A portrait of Gerard Case
Gerard “Jerry” Ramon Case (photo by Clare Berlin)

In a special 2020 edition of Pratt Institute’s annual Alumni Achievement Awards (AAA), Gerard “Jerry” Ramon Case is being honored for his six decades of work in paleontology where he has bridged art and science as a researcher, illustrator, and educator. A virtual ceremony on August 18 recognized his outstanding achievements that have enriched knowledge and appreciation of ancient life. 

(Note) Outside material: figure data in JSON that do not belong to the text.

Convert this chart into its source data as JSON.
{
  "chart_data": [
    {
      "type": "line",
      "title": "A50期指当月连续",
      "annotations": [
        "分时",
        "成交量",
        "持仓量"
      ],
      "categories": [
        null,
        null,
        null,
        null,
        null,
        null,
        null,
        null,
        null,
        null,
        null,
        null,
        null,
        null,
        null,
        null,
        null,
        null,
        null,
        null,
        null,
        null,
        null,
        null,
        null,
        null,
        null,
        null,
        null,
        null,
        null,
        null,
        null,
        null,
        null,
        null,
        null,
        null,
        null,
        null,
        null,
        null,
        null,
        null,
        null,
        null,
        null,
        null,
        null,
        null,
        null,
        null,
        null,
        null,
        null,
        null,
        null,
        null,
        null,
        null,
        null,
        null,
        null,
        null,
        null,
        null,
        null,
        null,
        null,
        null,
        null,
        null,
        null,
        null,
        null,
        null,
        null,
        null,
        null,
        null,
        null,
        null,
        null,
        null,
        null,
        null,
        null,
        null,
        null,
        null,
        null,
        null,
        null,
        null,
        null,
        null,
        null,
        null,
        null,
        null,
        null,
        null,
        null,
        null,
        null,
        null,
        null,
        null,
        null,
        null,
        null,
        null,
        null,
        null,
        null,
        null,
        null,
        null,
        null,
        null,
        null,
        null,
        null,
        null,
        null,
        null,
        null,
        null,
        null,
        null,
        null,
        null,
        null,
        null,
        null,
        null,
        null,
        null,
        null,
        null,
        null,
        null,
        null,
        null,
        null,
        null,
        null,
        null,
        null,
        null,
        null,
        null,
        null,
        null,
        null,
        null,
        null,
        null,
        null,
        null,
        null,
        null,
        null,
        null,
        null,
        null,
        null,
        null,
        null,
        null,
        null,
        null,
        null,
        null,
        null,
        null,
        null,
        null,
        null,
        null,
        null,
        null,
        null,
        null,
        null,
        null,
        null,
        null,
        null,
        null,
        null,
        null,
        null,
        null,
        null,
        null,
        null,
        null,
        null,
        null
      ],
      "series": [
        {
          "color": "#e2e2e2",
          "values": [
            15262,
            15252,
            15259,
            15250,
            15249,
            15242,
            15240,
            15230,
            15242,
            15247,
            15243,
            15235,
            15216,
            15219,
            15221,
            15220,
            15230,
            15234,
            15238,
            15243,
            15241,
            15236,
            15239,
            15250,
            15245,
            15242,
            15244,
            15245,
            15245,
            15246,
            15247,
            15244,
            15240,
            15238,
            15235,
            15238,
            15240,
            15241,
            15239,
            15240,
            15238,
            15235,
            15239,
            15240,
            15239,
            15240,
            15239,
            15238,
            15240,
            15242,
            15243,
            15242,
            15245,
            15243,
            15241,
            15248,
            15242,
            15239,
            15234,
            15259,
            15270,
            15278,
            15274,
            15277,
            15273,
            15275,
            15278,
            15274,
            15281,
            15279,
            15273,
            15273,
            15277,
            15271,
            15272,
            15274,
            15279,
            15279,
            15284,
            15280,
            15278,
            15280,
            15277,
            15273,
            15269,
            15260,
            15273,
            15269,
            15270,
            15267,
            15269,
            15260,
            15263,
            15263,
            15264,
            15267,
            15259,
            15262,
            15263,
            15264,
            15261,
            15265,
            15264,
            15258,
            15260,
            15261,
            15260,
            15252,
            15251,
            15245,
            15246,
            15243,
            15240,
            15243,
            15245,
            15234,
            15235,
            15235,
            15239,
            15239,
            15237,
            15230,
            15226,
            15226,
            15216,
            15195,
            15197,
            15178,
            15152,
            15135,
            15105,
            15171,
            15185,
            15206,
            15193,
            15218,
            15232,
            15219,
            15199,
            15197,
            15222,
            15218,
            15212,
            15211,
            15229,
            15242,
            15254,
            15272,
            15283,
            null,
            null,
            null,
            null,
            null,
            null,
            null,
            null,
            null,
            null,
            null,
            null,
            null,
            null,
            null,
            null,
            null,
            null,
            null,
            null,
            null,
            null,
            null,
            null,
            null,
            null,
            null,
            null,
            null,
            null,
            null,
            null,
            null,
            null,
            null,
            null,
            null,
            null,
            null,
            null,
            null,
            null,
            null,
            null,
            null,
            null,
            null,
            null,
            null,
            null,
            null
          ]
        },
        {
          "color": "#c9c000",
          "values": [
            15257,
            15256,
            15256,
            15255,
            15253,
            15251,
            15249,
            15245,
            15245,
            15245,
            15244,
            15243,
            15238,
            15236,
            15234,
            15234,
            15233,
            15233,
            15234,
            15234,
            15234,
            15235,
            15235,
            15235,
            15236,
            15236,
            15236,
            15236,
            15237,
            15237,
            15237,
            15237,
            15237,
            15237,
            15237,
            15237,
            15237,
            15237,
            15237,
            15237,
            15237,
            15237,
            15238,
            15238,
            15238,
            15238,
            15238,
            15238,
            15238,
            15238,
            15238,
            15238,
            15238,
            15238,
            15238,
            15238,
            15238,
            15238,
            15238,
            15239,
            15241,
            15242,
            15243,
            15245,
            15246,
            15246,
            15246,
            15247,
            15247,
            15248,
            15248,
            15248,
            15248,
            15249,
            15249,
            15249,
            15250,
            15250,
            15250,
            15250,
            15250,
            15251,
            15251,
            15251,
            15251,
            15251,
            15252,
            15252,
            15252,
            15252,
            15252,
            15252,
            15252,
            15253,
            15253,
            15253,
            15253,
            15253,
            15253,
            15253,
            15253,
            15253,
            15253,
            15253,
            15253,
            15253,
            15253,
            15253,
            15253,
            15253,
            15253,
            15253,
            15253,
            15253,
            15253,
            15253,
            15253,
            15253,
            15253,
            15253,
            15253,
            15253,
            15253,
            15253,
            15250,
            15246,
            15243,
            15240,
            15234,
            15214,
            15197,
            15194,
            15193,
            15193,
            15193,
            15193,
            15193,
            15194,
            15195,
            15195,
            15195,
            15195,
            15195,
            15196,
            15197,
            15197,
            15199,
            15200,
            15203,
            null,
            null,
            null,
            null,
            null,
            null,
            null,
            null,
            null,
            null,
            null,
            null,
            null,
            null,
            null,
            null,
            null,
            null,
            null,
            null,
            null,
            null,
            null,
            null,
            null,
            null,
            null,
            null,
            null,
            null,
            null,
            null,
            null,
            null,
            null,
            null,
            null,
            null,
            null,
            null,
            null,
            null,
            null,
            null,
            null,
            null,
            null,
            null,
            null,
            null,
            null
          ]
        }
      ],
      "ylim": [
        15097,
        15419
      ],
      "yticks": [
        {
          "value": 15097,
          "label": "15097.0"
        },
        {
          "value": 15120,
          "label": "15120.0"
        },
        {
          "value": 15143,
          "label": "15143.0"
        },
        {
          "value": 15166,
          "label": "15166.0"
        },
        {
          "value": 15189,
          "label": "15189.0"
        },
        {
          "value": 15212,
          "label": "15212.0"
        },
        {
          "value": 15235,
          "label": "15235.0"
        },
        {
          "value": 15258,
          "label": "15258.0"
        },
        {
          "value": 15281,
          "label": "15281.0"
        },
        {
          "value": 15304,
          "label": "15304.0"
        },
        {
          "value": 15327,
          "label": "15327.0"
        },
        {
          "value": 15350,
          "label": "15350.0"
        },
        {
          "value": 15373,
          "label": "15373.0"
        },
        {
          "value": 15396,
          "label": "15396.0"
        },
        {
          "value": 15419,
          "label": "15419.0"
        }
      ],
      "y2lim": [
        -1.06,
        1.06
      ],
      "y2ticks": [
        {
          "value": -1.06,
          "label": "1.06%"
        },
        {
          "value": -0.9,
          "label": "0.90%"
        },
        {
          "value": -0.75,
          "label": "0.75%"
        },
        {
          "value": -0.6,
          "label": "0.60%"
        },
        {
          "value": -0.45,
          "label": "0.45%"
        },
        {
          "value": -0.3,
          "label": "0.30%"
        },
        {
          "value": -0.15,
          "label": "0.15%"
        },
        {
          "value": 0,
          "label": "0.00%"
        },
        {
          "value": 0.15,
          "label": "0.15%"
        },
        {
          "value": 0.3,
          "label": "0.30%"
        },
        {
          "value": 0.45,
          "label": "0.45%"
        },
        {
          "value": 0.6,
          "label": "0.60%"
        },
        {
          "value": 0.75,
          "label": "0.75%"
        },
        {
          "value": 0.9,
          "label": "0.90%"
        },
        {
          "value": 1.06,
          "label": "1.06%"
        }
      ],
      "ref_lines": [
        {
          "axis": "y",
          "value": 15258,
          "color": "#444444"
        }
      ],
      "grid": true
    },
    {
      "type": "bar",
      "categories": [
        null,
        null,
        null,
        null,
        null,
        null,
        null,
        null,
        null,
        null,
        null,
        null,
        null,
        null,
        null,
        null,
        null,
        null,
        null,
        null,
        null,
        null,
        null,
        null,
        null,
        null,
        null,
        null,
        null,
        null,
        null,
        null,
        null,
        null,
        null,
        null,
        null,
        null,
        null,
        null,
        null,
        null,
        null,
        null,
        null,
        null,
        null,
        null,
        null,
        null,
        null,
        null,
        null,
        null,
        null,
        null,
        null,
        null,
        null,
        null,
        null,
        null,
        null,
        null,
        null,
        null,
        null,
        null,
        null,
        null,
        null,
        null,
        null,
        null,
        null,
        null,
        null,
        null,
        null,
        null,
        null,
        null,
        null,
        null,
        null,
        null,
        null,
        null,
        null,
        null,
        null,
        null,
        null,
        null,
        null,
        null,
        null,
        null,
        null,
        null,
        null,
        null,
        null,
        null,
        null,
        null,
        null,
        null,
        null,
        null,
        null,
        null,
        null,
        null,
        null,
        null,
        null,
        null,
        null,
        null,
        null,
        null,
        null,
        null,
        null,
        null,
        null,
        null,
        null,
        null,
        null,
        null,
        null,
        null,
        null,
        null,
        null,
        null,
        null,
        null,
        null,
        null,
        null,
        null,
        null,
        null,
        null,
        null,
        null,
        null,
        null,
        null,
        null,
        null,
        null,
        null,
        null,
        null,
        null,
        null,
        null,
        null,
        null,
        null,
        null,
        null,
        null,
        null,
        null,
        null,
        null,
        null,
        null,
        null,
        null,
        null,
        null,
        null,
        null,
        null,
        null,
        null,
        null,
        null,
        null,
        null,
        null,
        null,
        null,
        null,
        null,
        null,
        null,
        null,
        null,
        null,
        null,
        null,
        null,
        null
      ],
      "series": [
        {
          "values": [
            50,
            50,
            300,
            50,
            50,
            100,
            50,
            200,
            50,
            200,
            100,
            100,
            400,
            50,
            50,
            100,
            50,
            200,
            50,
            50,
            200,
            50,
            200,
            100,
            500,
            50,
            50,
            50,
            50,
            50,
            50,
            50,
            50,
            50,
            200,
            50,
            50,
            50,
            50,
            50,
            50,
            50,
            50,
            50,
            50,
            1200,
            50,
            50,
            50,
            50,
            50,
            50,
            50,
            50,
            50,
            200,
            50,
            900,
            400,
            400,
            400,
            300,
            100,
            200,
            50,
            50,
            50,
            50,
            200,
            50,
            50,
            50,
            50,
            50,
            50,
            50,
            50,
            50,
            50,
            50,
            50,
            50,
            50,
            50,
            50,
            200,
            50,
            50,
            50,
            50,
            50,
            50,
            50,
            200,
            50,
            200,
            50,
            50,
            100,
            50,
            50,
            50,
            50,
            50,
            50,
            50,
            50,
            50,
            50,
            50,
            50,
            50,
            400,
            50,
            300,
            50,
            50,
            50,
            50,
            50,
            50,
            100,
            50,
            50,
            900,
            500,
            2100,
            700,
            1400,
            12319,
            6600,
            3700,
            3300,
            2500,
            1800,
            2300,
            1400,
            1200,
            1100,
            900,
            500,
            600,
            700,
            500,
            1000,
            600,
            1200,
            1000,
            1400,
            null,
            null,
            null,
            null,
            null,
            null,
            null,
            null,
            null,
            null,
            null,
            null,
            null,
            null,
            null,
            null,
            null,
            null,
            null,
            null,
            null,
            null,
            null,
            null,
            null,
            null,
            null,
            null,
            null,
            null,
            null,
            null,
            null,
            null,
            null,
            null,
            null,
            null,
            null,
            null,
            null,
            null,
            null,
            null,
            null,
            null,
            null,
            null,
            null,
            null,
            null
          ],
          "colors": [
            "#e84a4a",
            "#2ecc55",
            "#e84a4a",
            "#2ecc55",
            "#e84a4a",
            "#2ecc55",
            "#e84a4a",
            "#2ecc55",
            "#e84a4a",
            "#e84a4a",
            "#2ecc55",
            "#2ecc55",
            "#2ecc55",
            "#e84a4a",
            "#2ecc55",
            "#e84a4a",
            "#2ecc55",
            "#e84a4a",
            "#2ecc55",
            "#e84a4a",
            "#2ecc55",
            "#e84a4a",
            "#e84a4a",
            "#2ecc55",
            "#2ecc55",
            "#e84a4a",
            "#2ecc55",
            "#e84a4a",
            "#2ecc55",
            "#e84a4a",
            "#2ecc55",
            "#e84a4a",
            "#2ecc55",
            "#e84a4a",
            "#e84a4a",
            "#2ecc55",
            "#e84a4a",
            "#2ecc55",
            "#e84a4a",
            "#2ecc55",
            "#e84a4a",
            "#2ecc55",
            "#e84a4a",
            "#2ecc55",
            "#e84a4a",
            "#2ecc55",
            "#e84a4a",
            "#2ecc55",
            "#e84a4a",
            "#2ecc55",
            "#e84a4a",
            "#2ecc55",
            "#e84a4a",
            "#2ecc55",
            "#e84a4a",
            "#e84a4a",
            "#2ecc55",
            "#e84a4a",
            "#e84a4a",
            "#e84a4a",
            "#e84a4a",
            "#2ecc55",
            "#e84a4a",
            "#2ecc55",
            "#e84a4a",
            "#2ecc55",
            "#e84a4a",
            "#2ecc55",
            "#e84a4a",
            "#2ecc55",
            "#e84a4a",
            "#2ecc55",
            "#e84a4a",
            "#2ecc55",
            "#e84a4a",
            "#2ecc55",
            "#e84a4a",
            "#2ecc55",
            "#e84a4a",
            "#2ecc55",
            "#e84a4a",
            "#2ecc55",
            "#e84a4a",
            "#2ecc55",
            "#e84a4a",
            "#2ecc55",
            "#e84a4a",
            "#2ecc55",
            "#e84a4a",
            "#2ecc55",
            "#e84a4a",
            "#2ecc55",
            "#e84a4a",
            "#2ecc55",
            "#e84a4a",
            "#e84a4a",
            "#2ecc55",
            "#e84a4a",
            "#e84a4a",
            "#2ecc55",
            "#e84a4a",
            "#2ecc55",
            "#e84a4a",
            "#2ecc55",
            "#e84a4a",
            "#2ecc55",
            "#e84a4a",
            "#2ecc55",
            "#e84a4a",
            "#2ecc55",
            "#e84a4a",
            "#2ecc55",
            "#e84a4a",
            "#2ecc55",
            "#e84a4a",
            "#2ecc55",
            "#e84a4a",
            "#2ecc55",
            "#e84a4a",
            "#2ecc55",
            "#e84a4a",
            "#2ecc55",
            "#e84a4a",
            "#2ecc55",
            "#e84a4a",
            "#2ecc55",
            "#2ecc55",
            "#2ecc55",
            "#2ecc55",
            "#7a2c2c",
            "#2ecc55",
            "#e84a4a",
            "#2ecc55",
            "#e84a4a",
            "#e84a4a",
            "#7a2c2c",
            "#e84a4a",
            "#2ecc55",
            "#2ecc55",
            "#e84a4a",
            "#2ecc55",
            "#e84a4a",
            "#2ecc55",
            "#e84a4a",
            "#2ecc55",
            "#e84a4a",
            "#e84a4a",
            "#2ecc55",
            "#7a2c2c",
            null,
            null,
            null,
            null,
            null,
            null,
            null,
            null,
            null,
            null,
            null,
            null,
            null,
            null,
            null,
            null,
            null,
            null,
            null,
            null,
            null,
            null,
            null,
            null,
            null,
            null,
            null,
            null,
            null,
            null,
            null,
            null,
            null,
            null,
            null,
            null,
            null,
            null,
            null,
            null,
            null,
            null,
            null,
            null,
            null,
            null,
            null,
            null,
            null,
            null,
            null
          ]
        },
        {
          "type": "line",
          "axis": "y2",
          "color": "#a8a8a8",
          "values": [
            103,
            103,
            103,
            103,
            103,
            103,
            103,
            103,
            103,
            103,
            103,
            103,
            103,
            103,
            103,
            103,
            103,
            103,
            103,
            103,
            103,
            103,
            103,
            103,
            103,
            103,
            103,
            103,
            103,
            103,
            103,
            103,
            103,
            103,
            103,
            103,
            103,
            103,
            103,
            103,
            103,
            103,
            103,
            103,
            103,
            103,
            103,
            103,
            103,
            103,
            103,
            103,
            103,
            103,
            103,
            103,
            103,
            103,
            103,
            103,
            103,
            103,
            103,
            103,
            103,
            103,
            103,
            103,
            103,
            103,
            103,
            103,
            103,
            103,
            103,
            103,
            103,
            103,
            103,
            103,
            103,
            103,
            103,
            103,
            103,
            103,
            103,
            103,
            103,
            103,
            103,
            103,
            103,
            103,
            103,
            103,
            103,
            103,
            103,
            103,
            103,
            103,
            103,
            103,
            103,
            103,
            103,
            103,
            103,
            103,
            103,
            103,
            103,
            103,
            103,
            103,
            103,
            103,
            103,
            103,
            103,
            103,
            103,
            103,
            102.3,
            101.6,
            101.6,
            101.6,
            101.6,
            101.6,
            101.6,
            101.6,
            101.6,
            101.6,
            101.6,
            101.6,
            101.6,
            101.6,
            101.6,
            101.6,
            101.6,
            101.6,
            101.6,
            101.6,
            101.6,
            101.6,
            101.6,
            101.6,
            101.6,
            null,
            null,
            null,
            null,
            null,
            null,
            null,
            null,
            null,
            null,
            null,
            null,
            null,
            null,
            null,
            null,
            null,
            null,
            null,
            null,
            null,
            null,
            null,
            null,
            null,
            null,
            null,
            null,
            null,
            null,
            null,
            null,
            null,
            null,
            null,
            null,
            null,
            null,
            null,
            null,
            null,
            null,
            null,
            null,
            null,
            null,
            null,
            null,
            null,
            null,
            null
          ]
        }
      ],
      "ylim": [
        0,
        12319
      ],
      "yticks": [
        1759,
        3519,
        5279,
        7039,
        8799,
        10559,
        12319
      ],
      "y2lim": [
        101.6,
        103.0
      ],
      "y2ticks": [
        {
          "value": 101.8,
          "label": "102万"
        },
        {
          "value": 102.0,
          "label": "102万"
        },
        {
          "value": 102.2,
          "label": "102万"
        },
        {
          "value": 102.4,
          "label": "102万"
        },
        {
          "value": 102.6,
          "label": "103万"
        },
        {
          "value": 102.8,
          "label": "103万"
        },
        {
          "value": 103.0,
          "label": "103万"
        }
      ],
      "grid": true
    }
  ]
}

Although his academic background is not in science, he has brought an eye trained in art to notice things others have overlooked and has shared the excitement of fossils with everyday readers through books and articles. The Brooklyn-born Case served in the US Navy before studying for his BFA at Pratt from 1955 to 1959. His senior year was cut short when he left school to care for his father. Using what he had learned at Pratt, including in his Foundation and Advertising Design classes, he began a career in art and advertising. Case’s passion for fossils was sparked when he was working for a Manhattan publishing company and happened to see a press sheet for The Fossil Book: A Record of Prehistoric Life (1958) by Carroll Lane Fenton and Mildred Adams Fenton. “I was enchanted,” he said. “I soon went looking for fossils in my free time.”

Even as he continued to have jobs in advertising and drafting, his paleontology hobby blossomed into a career in both scientific research and illustration. He traveled the world from Russia and Morocco to Borneo and France and worked as a research associate at the Carnegie Museum of Natural History in Pittsburgh, the Michigan State University Museum in East Lansing, and the American Museum of Natural History in New York. 

“My paleontological work spans over 60 years, but the artistic design techniques are all the result of my training at Pratt Institute,” he said.

His research has included the discovery of insects in amber, naming of new genera and species of fossil fish, authoring 13 taxon names, and defining a new order of fossil fishes: the Iniopterygians or “Nape Wing Forms” for the wing-like projections on their backs. While he has contributed to over 100 papers in peer-reviewed journals, one of his most influential accomplishments is the over 500-page A Pictorial Guide to Fossils (1982). As he wrote in the preface, it offers “an illustrated presentation of past life forms that inhabited the earth millions of years ago” in an easy to navigate book filled with photographs and Case’s pen and ink drawings. Released in eleven editions, it has engaged countless readers with the incredible variety of fossil remains, from one-celled Protozoa to Mesozoic mammals, sparking the same curiosity in paleontology that Case experienced decades ago. 

A Pictorial Guide to Fossils is one of the six books he has published. Whether writing on fossil sharks, fossil collecting, or compiling an atlas of invertebrate and vertebrate fossils, he has joined scientific research with his illustrations to make knowledge of extinct creatures accessible and informative for a wide range of readers, from his paleontologist colleagues to budding fossil aficionados. In 1992, the Paleontological Society honored Case with the Harrell L. Strimple Award which recognizes outstanding achievement in paleontology by amateurs. 

“Jerry’s contribution to science has been very important,” said physicist Helio Takai, interim dean of the School of Liberal Arts and Sciences. “What is remarkable is that he used his artistic abilities in his science to cross disciplines and in many ways enhance the popularity of fossil collecting.”

That interdisciplinary spirit is at the heart of Pratt as well as Case’s artistic and paleontological legacy and his longtime involvement in science education and outreach. Whether studying fossil shark teeth from India or examining extinct sawfish from North Carolina, he has deepened our understanding of life in the world’s distant past.